- A good place to start is to think about eating more whole foods and fewer processed foods. You want the bulk of your diet to come from vegetables (more non-starchy than starchy), fruits, nuts/seeds, meat/fish/poultry and eggs.
- Make water your main beverage supplemented by teas, herbal tisanes, and coffee. Lay off any juice or sweetened beverages--and taper back on or eliminate alcohol (if drinking try to stick to simple drinks, not mixed ones with lots of sugar and/or additives).
- Do all your eating before 7:00 p.m. More and more research, and even traditional/conventional wisdom of ancient healing systems, recommends eating more of your calories early in the day. Night time eating is difficult to process.

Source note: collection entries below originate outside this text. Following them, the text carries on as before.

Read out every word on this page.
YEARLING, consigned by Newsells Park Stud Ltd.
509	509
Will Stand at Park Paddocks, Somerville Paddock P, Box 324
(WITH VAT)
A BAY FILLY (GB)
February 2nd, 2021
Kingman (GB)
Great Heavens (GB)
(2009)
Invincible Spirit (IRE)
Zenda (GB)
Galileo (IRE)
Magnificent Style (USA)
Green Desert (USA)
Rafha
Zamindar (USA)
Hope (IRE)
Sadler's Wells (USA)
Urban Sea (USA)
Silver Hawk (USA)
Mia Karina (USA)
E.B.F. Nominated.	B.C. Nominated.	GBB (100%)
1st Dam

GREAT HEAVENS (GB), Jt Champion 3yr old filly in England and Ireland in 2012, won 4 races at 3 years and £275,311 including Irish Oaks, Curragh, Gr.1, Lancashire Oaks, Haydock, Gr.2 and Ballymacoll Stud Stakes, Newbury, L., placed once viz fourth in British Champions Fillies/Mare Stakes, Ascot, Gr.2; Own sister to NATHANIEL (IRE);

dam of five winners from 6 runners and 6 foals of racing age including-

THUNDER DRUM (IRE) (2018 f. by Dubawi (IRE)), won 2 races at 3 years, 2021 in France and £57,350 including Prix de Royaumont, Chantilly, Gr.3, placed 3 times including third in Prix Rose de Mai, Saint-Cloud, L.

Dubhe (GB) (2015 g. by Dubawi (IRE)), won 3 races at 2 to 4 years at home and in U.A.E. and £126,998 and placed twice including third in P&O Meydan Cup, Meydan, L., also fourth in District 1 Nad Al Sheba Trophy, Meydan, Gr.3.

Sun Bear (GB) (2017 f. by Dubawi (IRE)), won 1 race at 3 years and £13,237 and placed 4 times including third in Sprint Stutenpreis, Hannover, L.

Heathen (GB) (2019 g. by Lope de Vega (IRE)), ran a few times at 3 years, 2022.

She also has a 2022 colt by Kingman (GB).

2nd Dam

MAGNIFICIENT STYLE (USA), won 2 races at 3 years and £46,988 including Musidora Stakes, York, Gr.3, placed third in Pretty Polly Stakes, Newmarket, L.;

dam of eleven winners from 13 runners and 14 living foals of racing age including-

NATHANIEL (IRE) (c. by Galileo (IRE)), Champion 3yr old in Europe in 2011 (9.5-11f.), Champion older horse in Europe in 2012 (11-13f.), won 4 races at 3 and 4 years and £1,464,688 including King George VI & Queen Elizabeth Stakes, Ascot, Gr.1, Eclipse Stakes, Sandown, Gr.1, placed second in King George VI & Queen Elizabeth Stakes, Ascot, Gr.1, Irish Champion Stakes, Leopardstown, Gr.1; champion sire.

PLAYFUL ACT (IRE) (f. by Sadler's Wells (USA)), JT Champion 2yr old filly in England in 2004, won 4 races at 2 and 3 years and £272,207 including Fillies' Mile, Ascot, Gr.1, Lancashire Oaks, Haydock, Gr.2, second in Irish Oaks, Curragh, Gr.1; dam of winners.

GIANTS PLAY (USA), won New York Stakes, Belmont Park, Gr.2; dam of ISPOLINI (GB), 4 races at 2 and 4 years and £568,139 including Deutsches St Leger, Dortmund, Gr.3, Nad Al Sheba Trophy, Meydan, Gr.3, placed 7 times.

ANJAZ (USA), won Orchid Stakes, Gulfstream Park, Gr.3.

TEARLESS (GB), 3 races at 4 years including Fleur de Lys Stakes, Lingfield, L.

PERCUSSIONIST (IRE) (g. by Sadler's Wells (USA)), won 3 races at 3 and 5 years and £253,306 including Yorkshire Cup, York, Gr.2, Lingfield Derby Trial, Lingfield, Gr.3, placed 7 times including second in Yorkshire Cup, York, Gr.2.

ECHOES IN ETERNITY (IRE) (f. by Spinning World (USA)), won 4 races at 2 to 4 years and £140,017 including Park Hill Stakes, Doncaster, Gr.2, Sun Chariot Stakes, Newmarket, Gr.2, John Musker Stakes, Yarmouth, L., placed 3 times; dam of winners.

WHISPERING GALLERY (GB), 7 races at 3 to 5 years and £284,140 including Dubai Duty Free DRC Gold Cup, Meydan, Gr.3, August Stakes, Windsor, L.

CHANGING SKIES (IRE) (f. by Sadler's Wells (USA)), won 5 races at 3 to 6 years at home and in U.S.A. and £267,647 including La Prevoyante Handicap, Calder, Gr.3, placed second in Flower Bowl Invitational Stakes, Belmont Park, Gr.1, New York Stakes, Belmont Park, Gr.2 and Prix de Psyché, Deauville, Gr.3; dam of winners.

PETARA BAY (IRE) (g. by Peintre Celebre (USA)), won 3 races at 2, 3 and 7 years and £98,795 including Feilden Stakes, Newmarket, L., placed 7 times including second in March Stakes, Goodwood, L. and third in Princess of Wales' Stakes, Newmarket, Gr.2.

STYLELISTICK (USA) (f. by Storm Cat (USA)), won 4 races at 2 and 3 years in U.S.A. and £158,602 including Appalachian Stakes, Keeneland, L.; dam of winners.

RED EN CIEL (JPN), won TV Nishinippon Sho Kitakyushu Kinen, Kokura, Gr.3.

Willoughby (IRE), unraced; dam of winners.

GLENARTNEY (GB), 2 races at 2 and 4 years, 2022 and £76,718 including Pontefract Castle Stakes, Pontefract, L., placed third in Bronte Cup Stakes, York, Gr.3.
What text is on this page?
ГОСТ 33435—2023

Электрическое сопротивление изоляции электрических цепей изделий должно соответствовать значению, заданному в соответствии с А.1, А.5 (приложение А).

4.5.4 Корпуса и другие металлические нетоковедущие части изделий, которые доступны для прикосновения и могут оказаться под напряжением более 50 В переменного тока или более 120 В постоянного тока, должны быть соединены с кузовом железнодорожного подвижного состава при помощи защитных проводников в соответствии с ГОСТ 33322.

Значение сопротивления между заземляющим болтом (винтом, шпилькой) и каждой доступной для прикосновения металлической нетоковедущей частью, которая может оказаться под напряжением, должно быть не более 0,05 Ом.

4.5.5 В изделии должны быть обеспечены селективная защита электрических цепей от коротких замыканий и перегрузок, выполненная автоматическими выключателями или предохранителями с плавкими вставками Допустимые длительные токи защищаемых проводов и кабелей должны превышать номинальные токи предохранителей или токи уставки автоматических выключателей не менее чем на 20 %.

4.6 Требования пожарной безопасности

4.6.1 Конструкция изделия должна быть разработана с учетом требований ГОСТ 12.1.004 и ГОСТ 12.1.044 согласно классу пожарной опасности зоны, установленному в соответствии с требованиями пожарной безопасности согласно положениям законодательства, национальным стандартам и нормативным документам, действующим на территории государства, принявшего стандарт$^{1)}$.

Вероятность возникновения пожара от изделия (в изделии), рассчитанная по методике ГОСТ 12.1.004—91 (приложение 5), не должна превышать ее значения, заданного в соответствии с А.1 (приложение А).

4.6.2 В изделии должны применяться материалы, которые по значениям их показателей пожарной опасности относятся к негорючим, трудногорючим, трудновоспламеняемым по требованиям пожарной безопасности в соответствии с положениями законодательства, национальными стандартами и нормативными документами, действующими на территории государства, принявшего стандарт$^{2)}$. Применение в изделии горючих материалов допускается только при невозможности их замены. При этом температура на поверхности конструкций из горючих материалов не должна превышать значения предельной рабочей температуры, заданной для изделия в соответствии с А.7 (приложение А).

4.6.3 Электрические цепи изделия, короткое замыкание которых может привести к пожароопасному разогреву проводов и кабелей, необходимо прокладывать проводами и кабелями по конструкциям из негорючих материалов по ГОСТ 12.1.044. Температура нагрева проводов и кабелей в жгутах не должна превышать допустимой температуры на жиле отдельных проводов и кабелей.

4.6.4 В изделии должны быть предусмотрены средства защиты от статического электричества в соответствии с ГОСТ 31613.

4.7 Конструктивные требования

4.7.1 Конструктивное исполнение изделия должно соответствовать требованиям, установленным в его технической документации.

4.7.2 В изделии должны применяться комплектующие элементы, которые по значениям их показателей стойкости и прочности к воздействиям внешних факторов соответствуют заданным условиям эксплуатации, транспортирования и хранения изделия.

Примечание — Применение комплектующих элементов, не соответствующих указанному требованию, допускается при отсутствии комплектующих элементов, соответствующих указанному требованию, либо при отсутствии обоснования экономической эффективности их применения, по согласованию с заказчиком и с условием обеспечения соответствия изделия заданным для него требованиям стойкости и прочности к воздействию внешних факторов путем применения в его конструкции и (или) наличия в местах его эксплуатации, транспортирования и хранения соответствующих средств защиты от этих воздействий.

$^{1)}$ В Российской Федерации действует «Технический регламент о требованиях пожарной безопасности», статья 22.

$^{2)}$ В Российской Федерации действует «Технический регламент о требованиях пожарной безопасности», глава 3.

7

- If you do get hungry at night, satiate with a comforting tea (I like decaf chai with almond milk and stevia added) or a warmed almond/nut milk with a bit of tumeric, honey (or stevia) and ghee, if you're looking for a bit of fat to satisfy.
- With a busier schedule, I'm going to rely more on the crockpot. Try out some slow-cooked meats, soups and stews.
- Schedule in exercise. Regular walking and weight-lifting will help you maintain your energy into fall.
- Get to bed early! I'm not a night owl anyhow, but I know that I will need to make sure I'm asleep by 10:30 most nights since I get up at 6:15. I will not feel any guilt about going to bed even earlier.
This time between summer and the holiday season is especially important for getting a good pattern of eating and health routine established. View it with the same excitement of going "back to school" and it will be a breeze.